Location
- 2547 Panther Drive New Lexington, (Perry County), Ohio 43764 United States

Information
- Type: Public high school
- Principal: Tony Thorngate
- Teaching staff: 32.00 (FTE)
- Enrollment: 506 (2023–2024)
- Student to teacher ratio: 15.81
- Colors: Orange and black
- Athletics conference: Muskingum Valley League
- Nickname: Panthers

= New Lexington High School =

School in Ohio, United States

New Lexington High School is a public high school in New Lexington, Ohio, United States. It is the only high school in the New Lexington City School District. Their mascot is the Panthers.

==Sports==
===Football===
The football program, currently headed by Coach Kevin Board, has historically played well. Reaching the playoffs seven times, the program won the 1970 state UPI poll championship and reached the quarterfinals in 2006. And the state semifinals in 2008.

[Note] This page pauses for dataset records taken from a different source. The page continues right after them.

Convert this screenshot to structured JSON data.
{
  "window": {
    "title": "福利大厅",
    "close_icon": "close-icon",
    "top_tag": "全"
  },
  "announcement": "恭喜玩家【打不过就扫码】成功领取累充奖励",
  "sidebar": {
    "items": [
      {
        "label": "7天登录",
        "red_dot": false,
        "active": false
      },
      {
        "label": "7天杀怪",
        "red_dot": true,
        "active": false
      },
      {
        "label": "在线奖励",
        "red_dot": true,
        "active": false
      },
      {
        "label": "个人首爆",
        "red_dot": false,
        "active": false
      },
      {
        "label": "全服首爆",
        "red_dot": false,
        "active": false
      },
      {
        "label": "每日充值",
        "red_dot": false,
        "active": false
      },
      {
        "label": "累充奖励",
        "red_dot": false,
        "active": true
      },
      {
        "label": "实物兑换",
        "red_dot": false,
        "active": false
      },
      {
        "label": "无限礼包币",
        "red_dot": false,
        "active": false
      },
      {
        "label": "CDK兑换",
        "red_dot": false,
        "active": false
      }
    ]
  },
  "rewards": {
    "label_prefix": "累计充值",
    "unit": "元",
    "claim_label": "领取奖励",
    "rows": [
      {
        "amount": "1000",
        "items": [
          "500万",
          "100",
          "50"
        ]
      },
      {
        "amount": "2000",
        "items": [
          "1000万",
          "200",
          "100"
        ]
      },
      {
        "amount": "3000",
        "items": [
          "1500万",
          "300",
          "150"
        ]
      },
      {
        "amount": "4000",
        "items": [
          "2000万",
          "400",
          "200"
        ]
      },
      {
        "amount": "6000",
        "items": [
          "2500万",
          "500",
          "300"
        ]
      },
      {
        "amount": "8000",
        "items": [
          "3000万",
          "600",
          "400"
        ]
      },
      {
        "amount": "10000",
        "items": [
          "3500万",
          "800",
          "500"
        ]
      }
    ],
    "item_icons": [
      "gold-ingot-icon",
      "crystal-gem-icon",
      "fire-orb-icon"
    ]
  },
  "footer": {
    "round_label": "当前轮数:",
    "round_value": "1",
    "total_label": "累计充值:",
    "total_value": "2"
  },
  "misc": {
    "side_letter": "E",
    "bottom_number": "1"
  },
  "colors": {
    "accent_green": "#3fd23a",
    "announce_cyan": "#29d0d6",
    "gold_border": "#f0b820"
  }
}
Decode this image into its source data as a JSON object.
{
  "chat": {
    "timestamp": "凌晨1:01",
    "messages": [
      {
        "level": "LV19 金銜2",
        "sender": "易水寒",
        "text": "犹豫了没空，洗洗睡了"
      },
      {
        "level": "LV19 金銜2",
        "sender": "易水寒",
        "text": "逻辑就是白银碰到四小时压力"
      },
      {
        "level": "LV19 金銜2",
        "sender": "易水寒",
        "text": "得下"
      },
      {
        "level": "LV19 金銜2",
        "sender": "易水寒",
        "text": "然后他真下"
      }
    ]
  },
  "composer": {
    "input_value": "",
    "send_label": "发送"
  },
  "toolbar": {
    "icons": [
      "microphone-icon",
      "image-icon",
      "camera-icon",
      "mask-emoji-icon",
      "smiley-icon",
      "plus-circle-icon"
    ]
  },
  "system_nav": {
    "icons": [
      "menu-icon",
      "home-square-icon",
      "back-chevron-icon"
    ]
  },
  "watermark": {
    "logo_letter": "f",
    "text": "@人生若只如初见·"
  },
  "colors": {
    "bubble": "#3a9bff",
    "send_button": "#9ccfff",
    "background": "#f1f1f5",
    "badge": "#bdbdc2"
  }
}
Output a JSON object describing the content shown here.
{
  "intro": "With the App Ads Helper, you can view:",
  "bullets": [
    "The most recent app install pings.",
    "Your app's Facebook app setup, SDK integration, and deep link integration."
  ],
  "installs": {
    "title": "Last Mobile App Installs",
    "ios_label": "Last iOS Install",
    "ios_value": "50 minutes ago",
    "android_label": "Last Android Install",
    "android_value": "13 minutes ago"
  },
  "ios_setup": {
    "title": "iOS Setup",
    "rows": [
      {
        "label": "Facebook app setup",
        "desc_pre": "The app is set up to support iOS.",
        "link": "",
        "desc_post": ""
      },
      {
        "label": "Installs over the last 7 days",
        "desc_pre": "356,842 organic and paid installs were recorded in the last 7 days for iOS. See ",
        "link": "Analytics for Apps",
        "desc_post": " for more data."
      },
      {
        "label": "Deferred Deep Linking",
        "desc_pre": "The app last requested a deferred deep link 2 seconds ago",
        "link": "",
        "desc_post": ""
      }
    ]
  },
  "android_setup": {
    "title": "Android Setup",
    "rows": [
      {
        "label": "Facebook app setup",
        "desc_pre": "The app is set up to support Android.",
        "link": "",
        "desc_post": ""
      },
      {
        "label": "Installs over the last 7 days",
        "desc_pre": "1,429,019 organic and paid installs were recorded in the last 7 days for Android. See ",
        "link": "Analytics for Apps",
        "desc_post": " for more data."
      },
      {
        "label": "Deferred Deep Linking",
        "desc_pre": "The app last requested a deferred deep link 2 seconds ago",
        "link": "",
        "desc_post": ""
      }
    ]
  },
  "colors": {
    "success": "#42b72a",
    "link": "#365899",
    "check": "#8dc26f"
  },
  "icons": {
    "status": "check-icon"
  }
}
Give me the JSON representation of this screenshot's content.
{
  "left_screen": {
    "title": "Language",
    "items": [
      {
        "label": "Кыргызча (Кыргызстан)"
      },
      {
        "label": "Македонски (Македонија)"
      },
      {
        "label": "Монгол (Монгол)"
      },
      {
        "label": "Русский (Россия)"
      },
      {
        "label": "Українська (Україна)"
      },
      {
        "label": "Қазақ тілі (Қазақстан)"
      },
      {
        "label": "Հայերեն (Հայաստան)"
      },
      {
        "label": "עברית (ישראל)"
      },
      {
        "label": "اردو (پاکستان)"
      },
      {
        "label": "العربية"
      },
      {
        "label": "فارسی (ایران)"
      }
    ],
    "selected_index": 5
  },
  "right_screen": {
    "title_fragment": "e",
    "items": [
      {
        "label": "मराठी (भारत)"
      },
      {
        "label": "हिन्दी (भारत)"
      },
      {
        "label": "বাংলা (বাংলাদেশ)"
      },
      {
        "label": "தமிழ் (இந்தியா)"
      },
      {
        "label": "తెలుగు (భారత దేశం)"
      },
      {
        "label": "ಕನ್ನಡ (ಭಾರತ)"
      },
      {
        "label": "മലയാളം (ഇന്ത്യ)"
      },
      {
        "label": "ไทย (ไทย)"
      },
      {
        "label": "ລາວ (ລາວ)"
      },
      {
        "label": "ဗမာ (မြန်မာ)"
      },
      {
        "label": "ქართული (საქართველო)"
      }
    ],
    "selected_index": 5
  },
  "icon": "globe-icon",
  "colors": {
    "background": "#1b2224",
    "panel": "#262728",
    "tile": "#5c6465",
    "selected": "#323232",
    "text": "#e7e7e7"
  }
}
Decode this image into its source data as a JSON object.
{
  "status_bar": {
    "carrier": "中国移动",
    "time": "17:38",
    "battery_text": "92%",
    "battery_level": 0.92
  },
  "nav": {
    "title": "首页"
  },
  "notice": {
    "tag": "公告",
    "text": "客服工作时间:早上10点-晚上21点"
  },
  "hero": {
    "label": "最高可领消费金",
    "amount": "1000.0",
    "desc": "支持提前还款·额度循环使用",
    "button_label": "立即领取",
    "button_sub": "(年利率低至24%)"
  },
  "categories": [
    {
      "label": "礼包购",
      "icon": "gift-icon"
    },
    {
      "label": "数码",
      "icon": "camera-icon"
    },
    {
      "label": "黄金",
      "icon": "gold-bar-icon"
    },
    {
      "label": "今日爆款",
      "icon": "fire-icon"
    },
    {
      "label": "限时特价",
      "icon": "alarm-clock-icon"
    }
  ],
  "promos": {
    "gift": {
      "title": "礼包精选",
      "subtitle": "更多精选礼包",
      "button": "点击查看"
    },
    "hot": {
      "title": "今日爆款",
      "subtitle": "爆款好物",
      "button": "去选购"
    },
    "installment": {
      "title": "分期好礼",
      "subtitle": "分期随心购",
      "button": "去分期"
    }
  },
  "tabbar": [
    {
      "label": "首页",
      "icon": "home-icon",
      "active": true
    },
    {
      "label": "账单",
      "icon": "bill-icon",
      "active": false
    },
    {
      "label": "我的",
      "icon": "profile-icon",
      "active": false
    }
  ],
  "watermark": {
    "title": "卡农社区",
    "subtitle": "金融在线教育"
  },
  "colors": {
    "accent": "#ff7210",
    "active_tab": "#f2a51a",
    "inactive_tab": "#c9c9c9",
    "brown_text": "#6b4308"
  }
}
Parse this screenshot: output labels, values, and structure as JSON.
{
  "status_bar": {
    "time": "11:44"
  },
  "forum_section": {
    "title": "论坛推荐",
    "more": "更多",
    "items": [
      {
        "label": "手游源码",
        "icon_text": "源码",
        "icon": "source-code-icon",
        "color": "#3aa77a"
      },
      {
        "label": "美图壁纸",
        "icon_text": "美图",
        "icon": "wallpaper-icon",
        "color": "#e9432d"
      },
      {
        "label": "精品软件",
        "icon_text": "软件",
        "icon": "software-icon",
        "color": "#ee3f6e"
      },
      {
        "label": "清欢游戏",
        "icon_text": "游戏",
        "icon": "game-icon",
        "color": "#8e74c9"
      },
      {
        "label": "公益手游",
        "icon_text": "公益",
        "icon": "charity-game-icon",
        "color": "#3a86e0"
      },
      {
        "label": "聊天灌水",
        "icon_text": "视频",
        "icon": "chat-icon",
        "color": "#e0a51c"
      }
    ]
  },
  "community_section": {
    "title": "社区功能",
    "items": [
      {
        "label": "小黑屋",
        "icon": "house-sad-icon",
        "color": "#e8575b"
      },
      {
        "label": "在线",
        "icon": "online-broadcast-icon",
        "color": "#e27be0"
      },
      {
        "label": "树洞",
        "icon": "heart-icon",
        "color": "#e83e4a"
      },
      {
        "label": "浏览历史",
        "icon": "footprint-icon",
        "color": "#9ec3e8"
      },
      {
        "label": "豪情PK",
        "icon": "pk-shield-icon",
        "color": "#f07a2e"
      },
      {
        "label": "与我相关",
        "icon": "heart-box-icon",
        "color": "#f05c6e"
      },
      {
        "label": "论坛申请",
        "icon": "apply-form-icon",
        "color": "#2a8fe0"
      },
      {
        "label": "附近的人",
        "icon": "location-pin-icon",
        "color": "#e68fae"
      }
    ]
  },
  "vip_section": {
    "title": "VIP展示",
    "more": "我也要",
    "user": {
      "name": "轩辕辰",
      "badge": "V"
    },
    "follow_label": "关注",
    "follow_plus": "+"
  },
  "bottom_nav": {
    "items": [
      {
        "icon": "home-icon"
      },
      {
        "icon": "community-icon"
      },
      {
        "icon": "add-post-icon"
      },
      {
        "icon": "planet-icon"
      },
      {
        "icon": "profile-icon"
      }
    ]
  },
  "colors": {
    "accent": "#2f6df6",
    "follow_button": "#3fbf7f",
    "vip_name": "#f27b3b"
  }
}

Football coach Jim Rockwell built the program from the 1959 through 1976 seasons. His record during that time period was 144–27–8. The Panthers won two state championships and 10 MVL championships in the 18 years with Rockwell at the helm. In 1970 Coach Rockwell was voted the Ohio Class AA Coach of the Year and his son Jim “Little Rock” Rockwell was voted the Ohio Class AA Back of the Year as the Panthers won the 1970 Class AA State Championship. In 1984 New Lexington Stadium was renamed Jim Rockwell Stadium in the coach's honor.

===Athletics===
In 1989 the New Lexington boys' athletics team won the Muskingum Valley League Championship and included several individual league champions, one of whom qualified for state competition. The team had gone undefeated in the league throughout the season.

The following year's team also won the championship without being defeated. Two individuals and a relay team qualified for state competition.